Over the last few weeks, stepping out from my South London home, I have been greeted with a growing number of people wearing face masks of all kinds: surgical masks, cycling masks, as well as improvised bandanas or scarfs. There are those selling them too – in parks and shops advertising ‘face masks sold here’. Increasingly, home-made masks are appearing with their tell-tale signs: unique patterns, uneven finishes and makeshift materials. Mask making and wearing is one answer to the essential question debated over in the last few weeks: How do we protect ourselves and each other during a pandemic?
The UK government has introduced measures including social distancing and messaging around handwashing practices. But at the time of writing, the advice is – unless you are unwell, or with an unwell person – not to wear a face mask. There is mixed advice on the effectiveness of non-surgical face masks in preventing the spread of COVID-19, but countries such as China, the Czech Republic, and Germany, have made masks mandatory in all or some public settings. Other countries, such as the US, have simply advised that masks are worn. The increase of face mask wearing has put severe pressure on supply chains, and in response to the resulting scarcity, people have turned to making their own.

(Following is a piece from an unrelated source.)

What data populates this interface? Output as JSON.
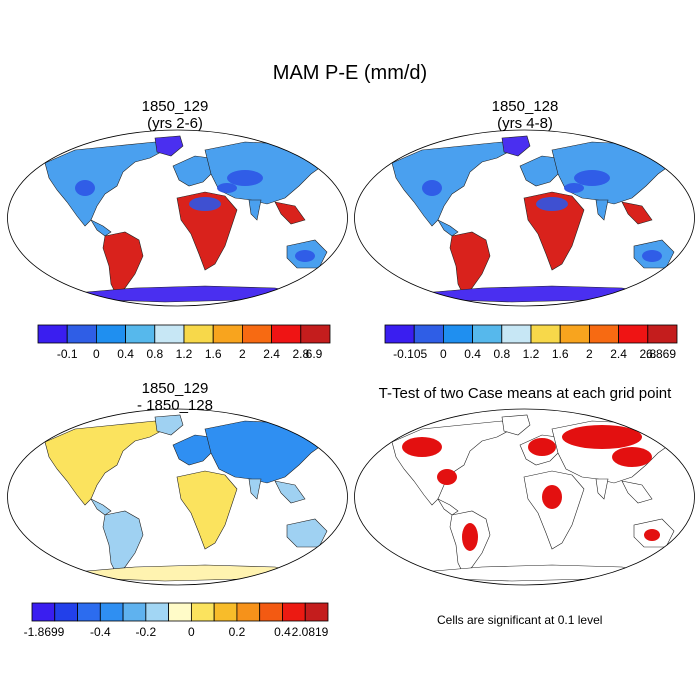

Patterns for making your own masks have been published by reputable medical sources such as Johns Hopkins University and the US Center for Disease Control, as well as by thousands of crafters stepping up to the challenge by designing their own patterns. There have also been grass-roots calls to make and distribute home-made masks, typically through social media platforms. Thousands of volunteers have responded, supplying masks to individuals, care homes, and hospitals.

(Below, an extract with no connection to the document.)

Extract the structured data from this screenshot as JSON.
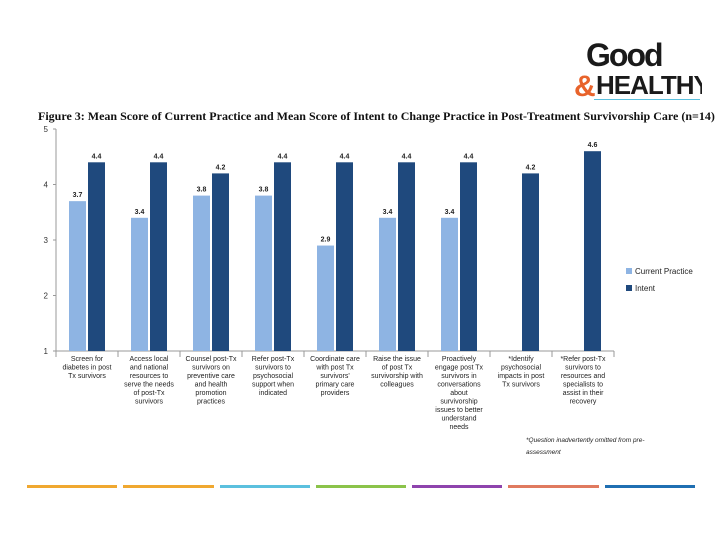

This collective action and turn-to-craft echoes the ‘make do and mend’ attitude adopted during the World Wars. Although war analogies – evoked often by politicians and the media – have been typical throughout this crisis, they are particularly apt in this instance, directly recalling the home-sewers and knitters making clothing for soldiers. The masks themselves, offering protection from an invisible threat, also have a war analogy in the gas masks carried by citizens anticipating a mustard gas attack, and the public information campaigns about their proper use.
The home-made nature of the masks, and the grass-roots groups making them, aligns them with ‘craftivism’, where crafted items serve as a signifier of political engagement. The Pussy Power hat in the V&A’s collection, used during protests following President Trump’s 2017 election, is a notable example, but it can encompass many craft practices to express dissent or effect positive change. Earlier this year we saw crafters from around the world rush to the aid of Australian wildlife in need of mittens and pouches (although, as it turned out, supply far outstripped demand). This example is telling of the willingness of people to put their skills – often used primarily as a hobby – to use in times of crisis.
The jury may still be out on the effectiveness of home-made face masks but the practice of making them does offer a sense of community engagement, and offer clues how to address issues in our increasingly challenged and fragile supply chains. With many of us now facing more free time than we might otherwise have, it’s an opportunity to dust off our sewing machines, or rummage for something that might be fashioned into a make-shift mask.
Here’s my own attempt at making one of the patterns, using the John’s Hopkins University pattern, and some (on brand) V&A fabric.
This article was originally written on 20 April 2020
- Coronavirus: Making face masks feels ‘like the war effort’, Hazel Shearing, BBC news, 22 April 2020
- A Sewing Army, Making Masks for America, David Enrich, Rachel Abrams and Steven Kurutz, The New York Times, 25 March 2020
- How to Wear a Cloth Face Covering, Centres for Disease Control and Prevention, last reviewed 13 April 2020
Related objects from the collections
This hat was knitted by Jayna Zweiman, Los Angeles based co-founder of the Pussyhat Project. It was worn by one of the estimated 500,000 people who took part in the Women’s March on Washington on 21 January 2017, the day after US President Donald Trump’s inauguration. The Pussyhat Project initiators encouraged people to knit hats from a simple pattern disseminated online, and either wear it to the march or donate it to others marching. The project aimed to turn the Women’s March into a ‘sea of pink’, a striking visual statement of solidarity.
During the Second World War, fearing a recurrence of chemical gas attacks used in the First World War, the British government ordered that every man, woman and child should have their own personal gas mask, resulting in a massively complex manufacturing and logistical undertaking. This mask and bag, emphasise how the mask was meant to be incorporated into one’s everyday routine, and carried around while on-the-go.